Wheeler and Grable get an adorable musical number where they spin around down a flight of circular staircase. While the lyrics to "Music in My Heart" (by Dorothy Fields) aren't a threat to "With a Song in My Heart" or "There's Music in You", it is a cute moment in an otherwise occasionally tedious film. The movie comes alive during comedy moments where the boys take center stage, particularly a hysterically funny moment where a handcuffed Woolsey shows a cop how to get his hands free. The simple use of a tennis ball as comic prop may have you in hysterics.
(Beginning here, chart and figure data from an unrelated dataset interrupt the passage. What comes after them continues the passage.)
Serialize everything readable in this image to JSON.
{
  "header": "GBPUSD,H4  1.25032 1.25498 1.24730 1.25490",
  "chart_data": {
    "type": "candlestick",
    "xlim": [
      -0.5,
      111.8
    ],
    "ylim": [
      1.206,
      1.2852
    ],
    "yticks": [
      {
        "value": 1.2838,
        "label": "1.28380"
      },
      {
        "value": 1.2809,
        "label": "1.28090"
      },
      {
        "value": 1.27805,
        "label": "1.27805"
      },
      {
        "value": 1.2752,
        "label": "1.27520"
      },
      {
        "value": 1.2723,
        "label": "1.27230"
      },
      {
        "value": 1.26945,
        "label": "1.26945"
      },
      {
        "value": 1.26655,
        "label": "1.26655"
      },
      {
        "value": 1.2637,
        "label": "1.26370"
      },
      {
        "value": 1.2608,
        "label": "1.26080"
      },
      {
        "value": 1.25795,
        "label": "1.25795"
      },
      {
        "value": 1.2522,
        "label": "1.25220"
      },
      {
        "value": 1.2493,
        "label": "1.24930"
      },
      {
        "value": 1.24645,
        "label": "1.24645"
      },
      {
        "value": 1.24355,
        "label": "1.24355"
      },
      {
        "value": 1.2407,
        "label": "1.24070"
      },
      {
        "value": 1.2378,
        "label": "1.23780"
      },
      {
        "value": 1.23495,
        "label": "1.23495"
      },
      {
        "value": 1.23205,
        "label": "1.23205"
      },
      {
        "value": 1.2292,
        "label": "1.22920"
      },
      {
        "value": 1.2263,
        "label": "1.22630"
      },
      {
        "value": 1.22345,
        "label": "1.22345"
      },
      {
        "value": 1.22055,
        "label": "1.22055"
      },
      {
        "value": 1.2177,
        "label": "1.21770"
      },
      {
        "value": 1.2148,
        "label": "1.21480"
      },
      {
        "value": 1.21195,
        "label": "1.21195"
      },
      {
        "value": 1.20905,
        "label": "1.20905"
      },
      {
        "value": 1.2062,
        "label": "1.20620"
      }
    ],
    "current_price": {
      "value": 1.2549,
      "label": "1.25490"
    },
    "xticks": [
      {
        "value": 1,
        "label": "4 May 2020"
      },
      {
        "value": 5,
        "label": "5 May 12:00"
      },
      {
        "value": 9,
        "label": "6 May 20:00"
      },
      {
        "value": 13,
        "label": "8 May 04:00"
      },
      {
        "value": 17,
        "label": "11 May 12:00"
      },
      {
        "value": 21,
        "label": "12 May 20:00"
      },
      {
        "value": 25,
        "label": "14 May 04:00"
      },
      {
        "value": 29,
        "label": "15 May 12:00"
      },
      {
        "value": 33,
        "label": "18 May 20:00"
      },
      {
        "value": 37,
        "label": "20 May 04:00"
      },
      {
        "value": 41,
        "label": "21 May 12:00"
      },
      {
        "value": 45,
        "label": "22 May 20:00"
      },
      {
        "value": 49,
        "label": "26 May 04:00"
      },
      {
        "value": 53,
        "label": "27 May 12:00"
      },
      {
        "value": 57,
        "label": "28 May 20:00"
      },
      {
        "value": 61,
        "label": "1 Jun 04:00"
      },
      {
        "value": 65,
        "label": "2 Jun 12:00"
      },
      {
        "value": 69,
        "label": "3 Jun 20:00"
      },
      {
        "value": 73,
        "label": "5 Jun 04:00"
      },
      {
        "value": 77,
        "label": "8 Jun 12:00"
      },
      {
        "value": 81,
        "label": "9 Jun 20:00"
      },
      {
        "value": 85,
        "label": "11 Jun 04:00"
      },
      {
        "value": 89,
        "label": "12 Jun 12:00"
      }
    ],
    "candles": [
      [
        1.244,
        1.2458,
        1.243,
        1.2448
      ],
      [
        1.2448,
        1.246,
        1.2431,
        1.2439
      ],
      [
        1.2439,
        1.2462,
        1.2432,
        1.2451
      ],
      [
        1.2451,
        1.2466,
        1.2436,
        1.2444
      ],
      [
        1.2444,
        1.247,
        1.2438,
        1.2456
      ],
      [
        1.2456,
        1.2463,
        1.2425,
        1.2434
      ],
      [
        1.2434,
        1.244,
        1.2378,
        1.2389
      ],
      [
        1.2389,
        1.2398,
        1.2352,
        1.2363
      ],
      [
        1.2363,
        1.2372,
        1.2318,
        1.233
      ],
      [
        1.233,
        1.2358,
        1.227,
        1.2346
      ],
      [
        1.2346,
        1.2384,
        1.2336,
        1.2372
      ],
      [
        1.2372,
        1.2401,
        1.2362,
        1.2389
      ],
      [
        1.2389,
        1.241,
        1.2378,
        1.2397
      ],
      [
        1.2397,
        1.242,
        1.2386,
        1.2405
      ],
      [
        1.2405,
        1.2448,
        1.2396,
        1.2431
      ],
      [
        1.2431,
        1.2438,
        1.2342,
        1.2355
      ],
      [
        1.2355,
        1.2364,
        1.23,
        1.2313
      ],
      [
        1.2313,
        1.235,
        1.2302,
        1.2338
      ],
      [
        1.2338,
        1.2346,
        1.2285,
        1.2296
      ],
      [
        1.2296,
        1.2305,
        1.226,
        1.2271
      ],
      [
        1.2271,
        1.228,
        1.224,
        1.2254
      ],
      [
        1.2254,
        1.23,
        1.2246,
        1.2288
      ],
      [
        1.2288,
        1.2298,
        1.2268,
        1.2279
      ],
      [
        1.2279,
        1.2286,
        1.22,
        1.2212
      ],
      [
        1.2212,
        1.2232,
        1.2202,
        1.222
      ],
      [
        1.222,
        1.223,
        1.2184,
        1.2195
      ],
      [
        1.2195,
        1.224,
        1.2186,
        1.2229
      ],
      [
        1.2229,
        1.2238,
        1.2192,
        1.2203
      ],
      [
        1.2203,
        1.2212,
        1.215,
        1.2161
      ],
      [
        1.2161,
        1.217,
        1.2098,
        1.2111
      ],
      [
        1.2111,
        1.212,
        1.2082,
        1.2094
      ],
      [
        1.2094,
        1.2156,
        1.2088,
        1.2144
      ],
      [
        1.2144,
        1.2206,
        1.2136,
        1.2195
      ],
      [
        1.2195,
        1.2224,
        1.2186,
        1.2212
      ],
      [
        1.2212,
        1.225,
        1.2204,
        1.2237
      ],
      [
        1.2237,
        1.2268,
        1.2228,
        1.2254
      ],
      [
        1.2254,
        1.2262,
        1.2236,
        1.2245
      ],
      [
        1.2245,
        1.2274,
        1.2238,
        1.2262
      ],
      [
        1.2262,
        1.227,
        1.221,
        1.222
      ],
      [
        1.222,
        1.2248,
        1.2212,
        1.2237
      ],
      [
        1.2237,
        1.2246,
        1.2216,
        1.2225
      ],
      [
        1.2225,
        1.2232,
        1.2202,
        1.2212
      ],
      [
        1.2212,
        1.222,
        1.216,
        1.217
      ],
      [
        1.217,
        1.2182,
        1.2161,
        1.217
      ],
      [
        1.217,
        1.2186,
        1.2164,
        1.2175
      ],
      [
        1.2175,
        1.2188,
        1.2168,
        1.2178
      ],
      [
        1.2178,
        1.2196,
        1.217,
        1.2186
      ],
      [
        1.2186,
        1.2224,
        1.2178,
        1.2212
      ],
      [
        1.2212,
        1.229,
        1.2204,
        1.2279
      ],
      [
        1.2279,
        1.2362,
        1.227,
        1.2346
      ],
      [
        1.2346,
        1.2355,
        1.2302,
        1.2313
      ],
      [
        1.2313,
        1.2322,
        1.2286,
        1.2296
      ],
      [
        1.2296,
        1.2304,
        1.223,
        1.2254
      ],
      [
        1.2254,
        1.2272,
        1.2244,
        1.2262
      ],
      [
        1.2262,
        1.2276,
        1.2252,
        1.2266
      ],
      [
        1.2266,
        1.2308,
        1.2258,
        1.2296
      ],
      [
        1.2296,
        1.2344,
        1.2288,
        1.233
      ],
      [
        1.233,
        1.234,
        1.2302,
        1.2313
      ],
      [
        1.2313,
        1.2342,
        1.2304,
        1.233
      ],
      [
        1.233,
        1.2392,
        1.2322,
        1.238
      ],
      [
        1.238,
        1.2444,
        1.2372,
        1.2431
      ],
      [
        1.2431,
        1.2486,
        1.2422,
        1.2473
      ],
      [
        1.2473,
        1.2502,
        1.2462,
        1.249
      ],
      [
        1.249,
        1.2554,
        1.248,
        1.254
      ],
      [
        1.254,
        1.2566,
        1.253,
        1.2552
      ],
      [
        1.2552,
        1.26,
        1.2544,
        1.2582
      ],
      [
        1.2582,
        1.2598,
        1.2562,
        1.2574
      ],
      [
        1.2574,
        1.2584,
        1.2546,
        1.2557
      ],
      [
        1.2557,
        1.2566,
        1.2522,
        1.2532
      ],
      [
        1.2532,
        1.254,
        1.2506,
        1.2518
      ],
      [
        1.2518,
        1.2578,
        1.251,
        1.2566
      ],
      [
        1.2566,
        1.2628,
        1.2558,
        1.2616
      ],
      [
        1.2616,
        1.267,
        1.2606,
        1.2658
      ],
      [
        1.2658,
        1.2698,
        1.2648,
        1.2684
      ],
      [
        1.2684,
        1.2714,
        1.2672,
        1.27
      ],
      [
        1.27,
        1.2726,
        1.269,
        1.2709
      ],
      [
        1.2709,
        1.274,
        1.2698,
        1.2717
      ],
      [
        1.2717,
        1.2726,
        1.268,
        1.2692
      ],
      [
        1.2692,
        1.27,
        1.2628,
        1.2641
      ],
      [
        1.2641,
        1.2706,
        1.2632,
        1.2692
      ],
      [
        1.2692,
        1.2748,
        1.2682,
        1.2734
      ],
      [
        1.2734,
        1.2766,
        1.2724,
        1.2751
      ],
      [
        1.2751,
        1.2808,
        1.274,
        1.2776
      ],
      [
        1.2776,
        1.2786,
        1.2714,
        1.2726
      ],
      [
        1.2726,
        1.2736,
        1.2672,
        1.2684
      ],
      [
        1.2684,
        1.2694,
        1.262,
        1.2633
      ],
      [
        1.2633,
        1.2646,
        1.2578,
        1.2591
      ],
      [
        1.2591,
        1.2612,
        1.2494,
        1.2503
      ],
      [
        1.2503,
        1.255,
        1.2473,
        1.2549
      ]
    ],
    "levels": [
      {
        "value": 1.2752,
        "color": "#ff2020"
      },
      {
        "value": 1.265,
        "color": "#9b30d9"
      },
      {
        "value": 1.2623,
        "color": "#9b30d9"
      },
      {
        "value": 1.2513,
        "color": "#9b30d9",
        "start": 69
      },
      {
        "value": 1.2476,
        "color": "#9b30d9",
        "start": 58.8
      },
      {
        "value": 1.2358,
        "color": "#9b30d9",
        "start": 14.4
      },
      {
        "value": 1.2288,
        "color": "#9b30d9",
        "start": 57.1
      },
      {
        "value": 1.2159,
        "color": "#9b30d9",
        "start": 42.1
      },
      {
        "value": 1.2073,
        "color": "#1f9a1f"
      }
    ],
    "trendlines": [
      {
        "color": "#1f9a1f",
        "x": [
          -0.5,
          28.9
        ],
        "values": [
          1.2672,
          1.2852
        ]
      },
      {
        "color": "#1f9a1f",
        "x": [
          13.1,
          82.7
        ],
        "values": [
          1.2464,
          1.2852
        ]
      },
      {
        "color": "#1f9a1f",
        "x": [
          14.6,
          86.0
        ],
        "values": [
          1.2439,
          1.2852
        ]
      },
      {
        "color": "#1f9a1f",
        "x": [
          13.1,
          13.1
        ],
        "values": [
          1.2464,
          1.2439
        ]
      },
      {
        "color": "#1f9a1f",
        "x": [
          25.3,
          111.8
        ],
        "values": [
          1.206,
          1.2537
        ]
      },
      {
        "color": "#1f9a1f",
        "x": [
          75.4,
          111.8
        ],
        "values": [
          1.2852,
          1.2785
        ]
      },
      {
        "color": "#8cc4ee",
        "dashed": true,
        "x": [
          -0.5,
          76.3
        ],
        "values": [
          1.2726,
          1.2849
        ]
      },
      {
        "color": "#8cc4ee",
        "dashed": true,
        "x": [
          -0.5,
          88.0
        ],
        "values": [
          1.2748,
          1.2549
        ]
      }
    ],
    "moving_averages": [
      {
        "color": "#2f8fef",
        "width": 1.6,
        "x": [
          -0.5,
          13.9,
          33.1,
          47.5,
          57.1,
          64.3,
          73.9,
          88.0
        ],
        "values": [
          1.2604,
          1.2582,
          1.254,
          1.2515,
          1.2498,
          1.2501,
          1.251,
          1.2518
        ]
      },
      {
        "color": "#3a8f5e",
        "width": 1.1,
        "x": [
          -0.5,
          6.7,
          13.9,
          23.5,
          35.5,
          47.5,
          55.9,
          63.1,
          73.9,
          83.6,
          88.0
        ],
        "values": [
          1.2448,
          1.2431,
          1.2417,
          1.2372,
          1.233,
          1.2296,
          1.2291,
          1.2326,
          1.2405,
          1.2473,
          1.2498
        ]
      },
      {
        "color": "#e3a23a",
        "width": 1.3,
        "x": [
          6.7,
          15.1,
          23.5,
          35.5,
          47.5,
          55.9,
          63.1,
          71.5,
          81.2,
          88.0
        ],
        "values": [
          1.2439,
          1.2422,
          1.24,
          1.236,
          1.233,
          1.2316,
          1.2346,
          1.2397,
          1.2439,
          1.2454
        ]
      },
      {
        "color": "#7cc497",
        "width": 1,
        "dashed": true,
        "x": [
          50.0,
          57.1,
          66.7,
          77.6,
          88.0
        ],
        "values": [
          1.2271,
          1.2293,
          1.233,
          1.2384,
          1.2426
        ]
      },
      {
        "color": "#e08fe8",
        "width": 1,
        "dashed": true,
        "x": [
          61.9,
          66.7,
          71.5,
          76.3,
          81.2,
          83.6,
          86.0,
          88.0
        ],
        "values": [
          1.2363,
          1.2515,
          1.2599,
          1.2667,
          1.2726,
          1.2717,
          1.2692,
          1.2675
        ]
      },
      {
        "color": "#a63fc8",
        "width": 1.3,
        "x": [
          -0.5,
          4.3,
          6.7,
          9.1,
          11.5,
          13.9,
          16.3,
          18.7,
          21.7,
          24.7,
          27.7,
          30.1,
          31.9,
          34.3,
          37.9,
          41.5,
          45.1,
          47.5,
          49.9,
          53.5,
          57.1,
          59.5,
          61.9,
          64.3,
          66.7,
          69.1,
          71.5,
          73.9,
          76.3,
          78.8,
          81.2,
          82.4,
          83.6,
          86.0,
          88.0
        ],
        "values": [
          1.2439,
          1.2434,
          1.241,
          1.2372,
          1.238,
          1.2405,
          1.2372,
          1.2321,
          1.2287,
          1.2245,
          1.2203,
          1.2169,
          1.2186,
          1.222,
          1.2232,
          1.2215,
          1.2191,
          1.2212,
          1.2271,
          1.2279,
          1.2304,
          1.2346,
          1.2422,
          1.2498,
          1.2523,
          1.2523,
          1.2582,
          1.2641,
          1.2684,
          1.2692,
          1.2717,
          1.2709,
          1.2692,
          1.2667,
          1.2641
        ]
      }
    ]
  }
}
There's a bit of racial comedy thrown in with the presence of Willie Best as the slow-moving young black man who becomes a victim of Woolsey's burglar trap. I'd rather see the cops made out as buffoons than a young black man continuously be forced to play the dumb sap who is only happy if there's a hidden mattress somewhere, a bottle of liquor around. or a crap game going on. It is obvious that in the three years between "Hold Em' Jail" (Grable's previous pairing with Wheeler) and "The Nitwits" that she's grown up a lot, not only in age, but in her singing and dancing abilities as well. This retains amusement when Wheeler, Woolsey and Grable are on screen, but downloads itself into boredom when they are not and becomes something pretty predictable.